Finalmente, eras depois, os técnicos apareceram. O mundo já estava quase todo povoado, mas aquele pedaço da Terra continuava escuro. “Imagine o que não estão pecando lá naquela parte escura”. E os técnicos olharam tudo, sob o olhar atento de Deus. Inspecionaram tudo, mexeram na fiação, fizeram testes.
– O problema não é aqui. Deve ser lá na central disse um dos técnicos, que usava o tradicional macacão da Companhia de Luz, mas com uma camisa do Botafogo por baixo da roupa.
– Como assim?
– Não tem o que fazer, tem algo errado na central.
– E o que Eu faço?
– O senhor terá que ligar de novo para lá.

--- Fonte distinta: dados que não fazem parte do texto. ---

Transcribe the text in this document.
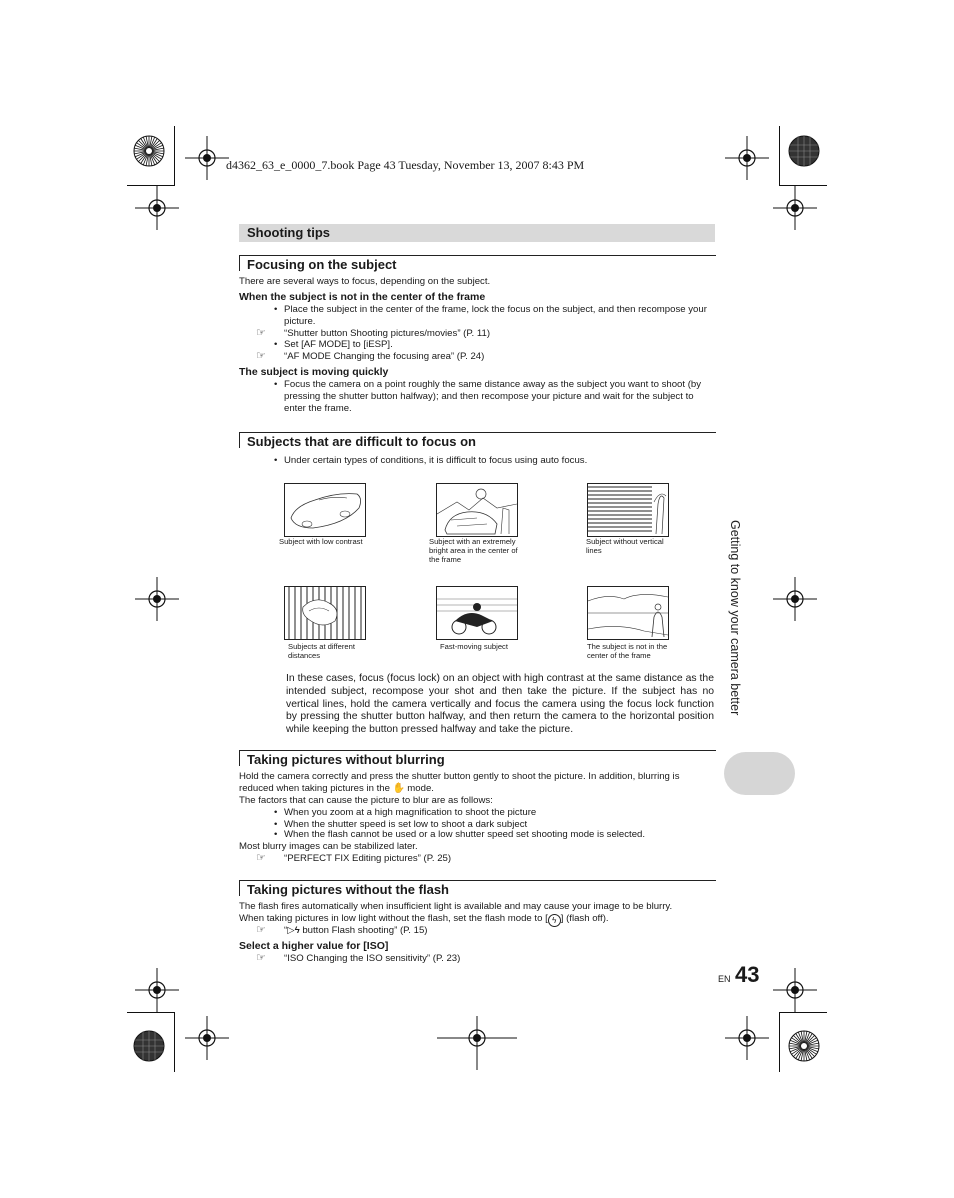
d4362_63_e_0000_7.book Page 43 Tuesday, November 13, 2007 8:43 PM
Shooting tips
Focusing on the subject
There are several ways to focus, depending on the subject.
When the subject is not in the center of the frame
• Place the subject in the center of the frame, lock the focus on the subject, and then recompose your picture.
☞ “Shutter button Shooting pictures/movies” (P. 11)
• Set [AF MODE] to [iESP].
☞ “AF MODE Changing the focusing area” (P. 24)
The subject is moving quickly
• Focus the camera on a point roughly the same distance away as the subject you want to shoot (by pressing the shutter button halfway); and then recompose your picture and wait for the subject to enter the frame.
Subjects that are difficult to focus on
• Under certain types of conditions, it is difficult to focus using auto focus.
Subject with low contrast	Subject with an extremely bright area in the center of the frame
Subject without vertical lines
Subjects at different distances
Fast-moving subject	The subject is not in the center of the frame
In these cases, focus (focus lock) on an object with high contrast at the same distance as the intended subject, recompose your shot and then take the picture. If the subject has no vertical lines, hold the camera vertically and focus the camera using the focus lock function by pressing the shutter button halfway, and then return the camera to the horizontal position while keeping the button pressed halfway and take the picture.
Taking pictures without blurring
Hold the camera correctly and press the shutter button gently to shoot the picture. In addition, blurring is
reduced when taking pictures in the ✋ mode.
The factors that can cause the picture to blur are as follows:
• When you zoom at a high magnification to shoot the picture
• When the shutter speed is set low to shoot a dark subject
• When the flash cannot be used or a low shutter speed set shooting mode is selected.
Most blurry images can be stabilized later.
☞ “PERFECT FIX Editing pictures” (P. 25)
Taking pictures without the flash
The flash fires automatically when insufficient light is available and may cause your image to be blurry.
When taking pictures in low light without the flash, set the flash mode to [ ϟ ] (flash off).
☞ “▷ϟ button Flash shooting” (P. 15)
Select a higher value for [ISO]
☞ “ISO Changing the ISO sensitivity” (P. 23)
Getting to know your camera better
EN 43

Pela primeira vez na história, Deus perdeu o controle. Aos gritos de "até a Minha paciência tem limites", mandou os anjos tirarem os técnicos dali e subiu de volta para o seu escritório.
Entrou bufando na Sua sala e mandou Sua secretária convocar uma reunião com todos os santos na parte da tarde. Havia tomado uma decisão drástica.
E, antes de desligar o telefone, ainda fez dois últimos pedidos a ela:
– Antes da reunião, faça um levantamento de quantas espécies animais temos naquele planeta. E mais uma coisa: ligue para o Noé, preciso falar com ele. É urgente!